Le problème d’Östlund n’est dès lors pas sa misanthropie, mais plutôt le fait que cette dernière finit par tourner à vide, à mesure que l’allégorie s’affirme et que l’espace de jeu se ratatine. On pourrait même aller même plus loin : Sans filtre est un film qui se vide physiquement en son milieu, dans une séquence où les passagers se livrent de concert à une symphonie scabreuse. Les corps dégobillent, la merde remonte à la surface, le petit espace social brossé par le cinéaste prend l’eau pour de bon. La suite sera un chemin de croix : en voulant enfoncer le clou et redéfinir radicalement les rapports de domination au sein du groupe qu’il ausculte, Östlund fait étalage d’un manque d’inspiration patent, au sein d’une île qu’il n’arrive pas à quadriller – du Square au Triangle, la méthode reste fondamentalement la même –, théâtre désespérément creux qui confirme que le double palmé est plus à l’aise pour installer un décor miniature et laisser se déployer le potentiel d’une situation délimitée dans le temps.
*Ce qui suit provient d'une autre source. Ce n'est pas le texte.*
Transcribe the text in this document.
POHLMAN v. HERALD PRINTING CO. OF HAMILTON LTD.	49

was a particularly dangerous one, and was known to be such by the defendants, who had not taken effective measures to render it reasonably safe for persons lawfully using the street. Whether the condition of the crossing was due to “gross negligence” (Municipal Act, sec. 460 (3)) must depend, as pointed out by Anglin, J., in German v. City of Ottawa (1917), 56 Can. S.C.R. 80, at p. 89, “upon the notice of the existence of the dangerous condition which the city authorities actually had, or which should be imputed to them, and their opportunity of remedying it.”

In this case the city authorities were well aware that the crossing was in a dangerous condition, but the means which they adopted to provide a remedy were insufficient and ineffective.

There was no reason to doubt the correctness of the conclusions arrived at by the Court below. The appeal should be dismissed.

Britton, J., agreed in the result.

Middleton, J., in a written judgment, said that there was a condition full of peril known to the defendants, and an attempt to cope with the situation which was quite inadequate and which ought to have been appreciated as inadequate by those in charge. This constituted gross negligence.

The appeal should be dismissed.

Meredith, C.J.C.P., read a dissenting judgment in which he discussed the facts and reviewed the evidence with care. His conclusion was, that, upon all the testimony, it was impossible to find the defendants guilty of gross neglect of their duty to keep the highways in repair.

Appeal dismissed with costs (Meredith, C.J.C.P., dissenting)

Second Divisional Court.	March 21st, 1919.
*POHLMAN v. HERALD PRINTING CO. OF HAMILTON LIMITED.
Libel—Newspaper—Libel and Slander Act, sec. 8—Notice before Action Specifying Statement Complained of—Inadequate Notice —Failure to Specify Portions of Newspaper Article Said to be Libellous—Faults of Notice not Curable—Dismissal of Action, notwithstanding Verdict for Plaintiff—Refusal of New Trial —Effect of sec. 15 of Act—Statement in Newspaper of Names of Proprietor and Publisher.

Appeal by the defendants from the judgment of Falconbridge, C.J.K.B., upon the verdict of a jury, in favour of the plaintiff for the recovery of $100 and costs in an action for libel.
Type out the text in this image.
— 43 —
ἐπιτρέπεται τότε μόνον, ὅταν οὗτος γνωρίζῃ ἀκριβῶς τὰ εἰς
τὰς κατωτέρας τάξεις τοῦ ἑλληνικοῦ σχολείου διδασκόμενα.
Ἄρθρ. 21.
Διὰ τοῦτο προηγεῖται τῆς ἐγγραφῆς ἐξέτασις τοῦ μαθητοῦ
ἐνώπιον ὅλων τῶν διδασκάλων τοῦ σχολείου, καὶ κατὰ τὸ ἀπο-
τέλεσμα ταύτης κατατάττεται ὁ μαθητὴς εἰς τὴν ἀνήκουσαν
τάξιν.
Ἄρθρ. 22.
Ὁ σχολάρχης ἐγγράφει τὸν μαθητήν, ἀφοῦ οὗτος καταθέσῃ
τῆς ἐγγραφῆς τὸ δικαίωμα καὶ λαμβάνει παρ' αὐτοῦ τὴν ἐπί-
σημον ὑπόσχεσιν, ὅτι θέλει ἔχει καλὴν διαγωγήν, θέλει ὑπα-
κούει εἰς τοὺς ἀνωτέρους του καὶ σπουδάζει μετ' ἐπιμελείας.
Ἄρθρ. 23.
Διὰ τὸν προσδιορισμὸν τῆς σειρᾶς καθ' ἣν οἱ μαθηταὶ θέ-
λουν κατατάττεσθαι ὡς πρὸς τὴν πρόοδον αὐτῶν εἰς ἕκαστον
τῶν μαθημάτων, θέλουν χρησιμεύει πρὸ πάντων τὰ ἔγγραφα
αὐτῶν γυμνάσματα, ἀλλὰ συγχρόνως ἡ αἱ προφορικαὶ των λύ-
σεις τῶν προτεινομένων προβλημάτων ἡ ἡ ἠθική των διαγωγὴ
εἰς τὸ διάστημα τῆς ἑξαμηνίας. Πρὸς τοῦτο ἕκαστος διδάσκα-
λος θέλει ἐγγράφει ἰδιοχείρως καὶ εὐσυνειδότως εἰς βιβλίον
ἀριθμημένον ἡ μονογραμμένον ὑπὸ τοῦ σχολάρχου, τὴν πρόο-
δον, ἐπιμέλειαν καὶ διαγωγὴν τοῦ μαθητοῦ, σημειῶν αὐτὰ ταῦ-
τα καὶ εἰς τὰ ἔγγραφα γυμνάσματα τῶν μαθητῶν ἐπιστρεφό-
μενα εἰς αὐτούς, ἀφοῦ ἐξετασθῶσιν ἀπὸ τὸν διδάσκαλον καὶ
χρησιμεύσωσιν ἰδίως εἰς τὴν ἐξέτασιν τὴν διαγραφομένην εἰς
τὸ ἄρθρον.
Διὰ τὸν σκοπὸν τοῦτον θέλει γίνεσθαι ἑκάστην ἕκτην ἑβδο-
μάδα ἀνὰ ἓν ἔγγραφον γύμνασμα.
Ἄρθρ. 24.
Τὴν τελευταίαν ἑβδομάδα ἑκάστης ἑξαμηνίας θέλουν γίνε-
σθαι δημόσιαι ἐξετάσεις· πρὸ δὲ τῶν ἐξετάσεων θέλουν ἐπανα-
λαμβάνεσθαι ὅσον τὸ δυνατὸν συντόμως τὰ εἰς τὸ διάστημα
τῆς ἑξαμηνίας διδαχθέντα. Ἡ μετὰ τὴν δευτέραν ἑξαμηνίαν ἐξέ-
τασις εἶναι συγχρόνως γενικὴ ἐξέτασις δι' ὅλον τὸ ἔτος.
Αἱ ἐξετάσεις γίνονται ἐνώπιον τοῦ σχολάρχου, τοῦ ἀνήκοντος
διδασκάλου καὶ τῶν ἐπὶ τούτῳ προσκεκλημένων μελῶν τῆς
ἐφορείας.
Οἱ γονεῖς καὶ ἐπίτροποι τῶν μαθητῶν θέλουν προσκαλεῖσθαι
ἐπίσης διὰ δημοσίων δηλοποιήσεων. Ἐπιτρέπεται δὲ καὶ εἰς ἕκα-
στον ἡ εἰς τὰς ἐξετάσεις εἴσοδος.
Il y aurait ainsi deux misanthropes chez Östlund : l’un joueur, dont il ne faut pas balayer d’un revers de la main l’acuité comique, et l’autre moraliste (autre adjectif à envisager lui aussi avec neutralité : ce n’est pas en soi un travers), à la main plus lourde, qui assène avec goguenardise sa vision étriquée des rapports humains. Pour l’instant, il paraît difficile de les dissocier tout à fait ; film après film, les deux faces d’Östlund semblent se nourrir l’une de l’autre avant que, irrémédiablement, la seconde prenne le pas sur la première, au risque de l’autodestruction. Privé de sa tête, Sans filtre se finit d’ailleurs en queue de poisson.